Piroca, quase sem fôlego, depositou a pipa sobre o peito inerte do coleguinha. Sabia que, como o Naldo Traficante e a Zilma Mongoloide, seu amigo estava morto. Morrera por aquela pipa, era justo que ficasse com ela. Carinhosamente, limpou das narinas da impúbere vítima o catarro misturado a sangue e, com a outra mão, ajeitou os cabelos desgrenhados e sebosos.

 

– Cadê meu filho? Cadê meu menino? – gritou uma senhora que tentava vencer a multidão. “Mãe sempre sabe”, é o que dizem, não é?

 

Antes que a mulher tivesse a infelicidade de ter em seus braços o corpo sem vida de seu único filho, Zonzo abraçou-se àquela despedaçada mãe e falou, enquanto chorava e ria:

 

– Tia, o Boqueira voou! Não chore, não chore... A senhora perdeu. Aquilo foi lindo.

 

Emerson Braga

11/12/2014, quinta-feira

Comments: 3
  • #3

    Marcelo Martins (Thursday, 11 December 2014 12:23)

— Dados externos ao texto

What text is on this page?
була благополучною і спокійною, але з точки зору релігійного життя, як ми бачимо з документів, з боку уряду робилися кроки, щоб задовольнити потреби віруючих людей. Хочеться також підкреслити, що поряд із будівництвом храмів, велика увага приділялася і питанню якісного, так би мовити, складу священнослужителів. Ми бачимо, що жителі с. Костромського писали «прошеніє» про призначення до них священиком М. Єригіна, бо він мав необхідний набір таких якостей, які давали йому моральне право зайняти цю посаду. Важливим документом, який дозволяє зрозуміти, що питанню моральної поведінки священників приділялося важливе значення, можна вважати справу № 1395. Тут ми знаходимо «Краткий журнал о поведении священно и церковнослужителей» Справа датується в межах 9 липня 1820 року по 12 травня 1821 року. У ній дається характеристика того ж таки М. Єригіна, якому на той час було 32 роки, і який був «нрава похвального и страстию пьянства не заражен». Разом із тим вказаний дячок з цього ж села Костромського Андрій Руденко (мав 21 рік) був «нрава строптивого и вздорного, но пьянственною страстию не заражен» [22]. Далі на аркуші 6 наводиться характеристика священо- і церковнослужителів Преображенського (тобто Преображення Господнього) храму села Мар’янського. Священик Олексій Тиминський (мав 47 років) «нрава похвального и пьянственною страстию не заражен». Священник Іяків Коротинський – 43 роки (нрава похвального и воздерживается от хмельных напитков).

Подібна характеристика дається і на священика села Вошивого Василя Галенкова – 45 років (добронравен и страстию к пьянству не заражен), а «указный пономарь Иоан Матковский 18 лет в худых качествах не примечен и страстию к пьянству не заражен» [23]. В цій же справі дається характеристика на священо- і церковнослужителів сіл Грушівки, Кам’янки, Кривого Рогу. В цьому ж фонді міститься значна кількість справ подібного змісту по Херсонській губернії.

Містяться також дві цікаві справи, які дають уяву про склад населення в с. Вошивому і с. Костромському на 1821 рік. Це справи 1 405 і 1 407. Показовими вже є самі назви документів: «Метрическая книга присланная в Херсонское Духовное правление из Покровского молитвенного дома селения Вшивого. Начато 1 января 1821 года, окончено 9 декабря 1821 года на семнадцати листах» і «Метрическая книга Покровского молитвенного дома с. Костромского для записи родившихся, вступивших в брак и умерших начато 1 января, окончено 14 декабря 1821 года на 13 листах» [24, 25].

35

    Todo texto em que há personagens cearenses na pura essência é maravilhoso!! (Macho, deve ser massa demais voar) Adorei o texto!!!

  • #2

    Ceu (Thursday, 11 December 2014 05:17)

    Respiro pra me recuperar. Você é um desenhista, um construtor de imagens. Fortes, vivas, coloridas e penetrantes imagens formam esse conto lindo e dolorido de tão real e mágico ao mesmo tempo. Metáforas sensacionais como "e a arraia desfaleceu com a deselegância de uma sereia bêbada que mergulha em busca do profundo azul do mar" enchem de beleza e encanto um universo, que poderia ser áspero e cru não fosse a sensibilidade e a perspicácia do contista.

  • #1

    Marco A (Thursday, 11 December 2014 05:14)

    Que linda narrativa! Arte criada por quem tem talento de verdade é assim mesmo, consegue extrair beleza do que é triste. Emoção de dar nó na garganta.